You walk into the Wall Street offices of Bydder Financial, which are beautifully appointed but otherwise nondescript. A friendly blond lady meets you at the front desk and eventually takes you and your fellow recruits into a conference room, where she explains that you are now Bydder for life. All, she tells you, will become clear in time. Expect phone calls and text messages to guide the way. She sees you out.
Soon, your phone rings. It’s a recorded message from Bydder with some instructions. When you’ve followed them and solved the puzzle they present, you send back a text message. Minutes later, your phone rings again. This time, the number and the voice are different. Bydder Financial, the new voice warns, is not what it seems.
A Twilio-Powered Alternate Reality Game
This is not your job hunting scenario from hell. No, this is Red Cloud Rising, a Twilio-powered alternate reality game from Gyda Arber. Alternate reality games (ARGs) are games that add a fantasy/gaming layer to the real world.
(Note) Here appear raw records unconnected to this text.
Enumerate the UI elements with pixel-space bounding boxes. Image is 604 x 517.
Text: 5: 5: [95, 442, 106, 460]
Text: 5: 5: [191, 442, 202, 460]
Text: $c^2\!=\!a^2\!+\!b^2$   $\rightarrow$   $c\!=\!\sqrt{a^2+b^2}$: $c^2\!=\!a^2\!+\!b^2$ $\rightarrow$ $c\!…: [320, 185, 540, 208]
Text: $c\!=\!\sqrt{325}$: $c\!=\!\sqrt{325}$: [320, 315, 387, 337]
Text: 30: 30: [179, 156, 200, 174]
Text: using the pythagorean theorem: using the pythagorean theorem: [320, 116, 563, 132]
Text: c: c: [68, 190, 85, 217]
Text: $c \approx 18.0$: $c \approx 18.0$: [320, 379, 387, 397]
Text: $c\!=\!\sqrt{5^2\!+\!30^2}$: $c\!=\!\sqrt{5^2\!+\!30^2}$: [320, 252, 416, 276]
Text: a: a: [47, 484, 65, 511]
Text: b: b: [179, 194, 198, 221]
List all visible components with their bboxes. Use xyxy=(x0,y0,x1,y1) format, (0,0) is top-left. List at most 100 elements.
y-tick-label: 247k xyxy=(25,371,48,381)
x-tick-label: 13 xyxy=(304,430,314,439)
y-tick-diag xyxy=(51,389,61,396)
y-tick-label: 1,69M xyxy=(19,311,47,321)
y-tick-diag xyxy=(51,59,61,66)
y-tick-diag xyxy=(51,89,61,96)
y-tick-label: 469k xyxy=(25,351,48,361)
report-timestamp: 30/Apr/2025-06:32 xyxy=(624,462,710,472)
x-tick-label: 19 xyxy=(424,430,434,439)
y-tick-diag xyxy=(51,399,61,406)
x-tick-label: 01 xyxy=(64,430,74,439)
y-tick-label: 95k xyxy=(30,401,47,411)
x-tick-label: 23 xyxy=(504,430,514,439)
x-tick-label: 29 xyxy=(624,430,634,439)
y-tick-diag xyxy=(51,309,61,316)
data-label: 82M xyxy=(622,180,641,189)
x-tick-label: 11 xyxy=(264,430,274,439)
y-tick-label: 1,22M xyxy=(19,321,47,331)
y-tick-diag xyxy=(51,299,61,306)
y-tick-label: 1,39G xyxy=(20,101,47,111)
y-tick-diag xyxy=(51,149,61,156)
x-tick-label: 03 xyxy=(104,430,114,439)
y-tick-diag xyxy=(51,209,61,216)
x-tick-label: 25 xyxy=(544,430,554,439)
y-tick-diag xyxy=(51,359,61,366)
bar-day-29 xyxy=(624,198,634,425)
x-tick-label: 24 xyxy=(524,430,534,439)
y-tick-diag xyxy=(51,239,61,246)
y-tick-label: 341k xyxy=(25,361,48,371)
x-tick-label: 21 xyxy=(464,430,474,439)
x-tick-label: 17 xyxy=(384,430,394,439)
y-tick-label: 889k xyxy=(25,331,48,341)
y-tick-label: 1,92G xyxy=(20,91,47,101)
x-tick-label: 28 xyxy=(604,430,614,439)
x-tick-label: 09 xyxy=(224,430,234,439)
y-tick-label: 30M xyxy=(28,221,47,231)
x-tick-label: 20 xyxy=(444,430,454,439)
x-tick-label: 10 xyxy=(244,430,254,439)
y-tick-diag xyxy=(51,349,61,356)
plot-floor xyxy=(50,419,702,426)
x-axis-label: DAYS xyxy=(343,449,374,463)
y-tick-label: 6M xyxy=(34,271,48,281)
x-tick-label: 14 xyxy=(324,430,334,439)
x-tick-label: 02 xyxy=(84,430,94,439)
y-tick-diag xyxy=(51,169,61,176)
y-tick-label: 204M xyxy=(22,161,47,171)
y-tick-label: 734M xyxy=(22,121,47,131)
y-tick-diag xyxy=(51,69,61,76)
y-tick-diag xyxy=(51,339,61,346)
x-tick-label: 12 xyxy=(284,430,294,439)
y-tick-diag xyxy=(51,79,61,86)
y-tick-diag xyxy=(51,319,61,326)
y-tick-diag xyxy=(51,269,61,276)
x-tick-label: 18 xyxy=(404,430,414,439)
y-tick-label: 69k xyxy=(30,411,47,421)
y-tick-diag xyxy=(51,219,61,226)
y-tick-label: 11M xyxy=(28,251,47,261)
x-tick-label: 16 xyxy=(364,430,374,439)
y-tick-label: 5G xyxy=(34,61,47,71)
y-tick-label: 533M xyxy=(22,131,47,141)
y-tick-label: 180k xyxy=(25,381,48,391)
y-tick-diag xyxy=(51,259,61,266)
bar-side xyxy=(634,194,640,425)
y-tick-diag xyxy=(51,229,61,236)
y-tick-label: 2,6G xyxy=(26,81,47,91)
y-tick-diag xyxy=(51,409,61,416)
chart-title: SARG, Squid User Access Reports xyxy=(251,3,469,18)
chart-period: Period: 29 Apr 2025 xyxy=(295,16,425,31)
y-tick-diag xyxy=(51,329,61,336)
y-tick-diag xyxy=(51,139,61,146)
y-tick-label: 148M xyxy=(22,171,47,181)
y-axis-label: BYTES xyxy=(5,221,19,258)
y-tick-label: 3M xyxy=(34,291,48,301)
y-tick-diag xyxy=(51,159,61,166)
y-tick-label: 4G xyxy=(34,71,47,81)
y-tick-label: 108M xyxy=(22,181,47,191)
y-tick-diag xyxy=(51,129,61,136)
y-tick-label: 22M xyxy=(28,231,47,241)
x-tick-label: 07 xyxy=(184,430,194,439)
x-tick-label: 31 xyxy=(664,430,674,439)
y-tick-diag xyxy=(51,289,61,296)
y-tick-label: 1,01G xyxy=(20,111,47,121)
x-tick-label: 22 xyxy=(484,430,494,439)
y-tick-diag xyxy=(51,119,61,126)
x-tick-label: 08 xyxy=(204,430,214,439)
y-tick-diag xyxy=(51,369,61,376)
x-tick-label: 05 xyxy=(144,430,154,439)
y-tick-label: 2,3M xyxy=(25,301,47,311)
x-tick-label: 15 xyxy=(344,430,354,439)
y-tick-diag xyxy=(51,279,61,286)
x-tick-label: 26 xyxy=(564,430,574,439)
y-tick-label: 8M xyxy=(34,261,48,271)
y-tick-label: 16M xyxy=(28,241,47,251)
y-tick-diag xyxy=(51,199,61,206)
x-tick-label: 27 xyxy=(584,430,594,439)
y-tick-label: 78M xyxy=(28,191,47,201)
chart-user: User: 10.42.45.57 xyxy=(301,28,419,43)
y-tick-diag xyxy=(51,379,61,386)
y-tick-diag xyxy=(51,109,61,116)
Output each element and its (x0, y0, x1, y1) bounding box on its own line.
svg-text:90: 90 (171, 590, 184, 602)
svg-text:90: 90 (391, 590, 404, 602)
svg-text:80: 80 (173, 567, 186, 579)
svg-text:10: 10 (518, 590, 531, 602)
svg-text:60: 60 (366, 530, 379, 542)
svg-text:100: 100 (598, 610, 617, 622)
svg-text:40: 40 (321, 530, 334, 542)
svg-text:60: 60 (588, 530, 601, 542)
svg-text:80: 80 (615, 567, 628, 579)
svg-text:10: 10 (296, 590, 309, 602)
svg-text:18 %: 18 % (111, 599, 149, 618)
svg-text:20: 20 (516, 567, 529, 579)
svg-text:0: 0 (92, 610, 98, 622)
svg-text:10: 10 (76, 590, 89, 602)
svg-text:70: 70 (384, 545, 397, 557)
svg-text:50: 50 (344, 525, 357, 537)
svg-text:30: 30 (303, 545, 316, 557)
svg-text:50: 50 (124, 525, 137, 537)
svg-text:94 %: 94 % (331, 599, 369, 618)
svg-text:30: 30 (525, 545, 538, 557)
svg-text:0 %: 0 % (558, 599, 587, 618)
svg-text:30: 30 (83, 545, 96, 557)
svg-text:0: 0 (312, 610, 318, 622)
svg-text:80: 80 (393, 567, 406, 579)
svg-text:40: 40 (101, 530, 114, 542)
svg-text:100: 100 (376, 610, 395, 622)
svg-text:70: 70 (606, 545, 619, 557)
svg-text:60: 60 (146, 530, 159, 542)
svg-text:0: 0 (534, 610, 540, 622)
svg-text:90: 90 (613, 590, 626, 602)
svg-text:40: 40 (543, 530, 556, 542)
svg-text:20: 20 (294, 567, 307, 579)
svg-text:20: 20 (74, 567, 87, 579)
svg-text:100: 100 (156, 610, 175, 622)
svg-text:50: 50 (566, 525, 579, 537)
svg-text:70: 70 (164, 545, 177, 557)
You don’t play them in front of a screen. You go out into the real world, go to real places and engage with real people to solve puzzles.
The last time Arber, actress, director and theaterperson extraordinaire, staged an ARG, she used Zunes to deliver instructions and messages to the gamers. That one was called “Suspicious Package” and spawned two sequels. This time, she used Twilio. In fact, she says, she doesn’t think Red Cloud Rising would have been possible without it.
When Arber conceived of Red Cloud Rising, she knew she wanted gamers to interact with two entities: Bydder Financial and the underground group, Red Cloud. She needed each to have different phone numbers, different phone voices and different communications styles. She wanted to use a combination of voice calls and SMS.
Long a denizen of the theater world, Arber knew how to handle getting actors, writing scripts and setting up real-world puzzles. She had no idea how to manage the automated voice calls and SMS messages. Then one day, she happened upon Twilio. She doesn’t remember how she found Twilio, just that the moment she saw it she thought: “This is perfect!”
Her fiancé happened to be technical enough to learn himself some basic PHP. He coded the whole Red Cloud Rising back-end on Twilio in two days.
Arber has been running Red Cloud Rising in downtown Manhattan every weekend for the last three months. 500 people have played the hour game. This weekend was the last show.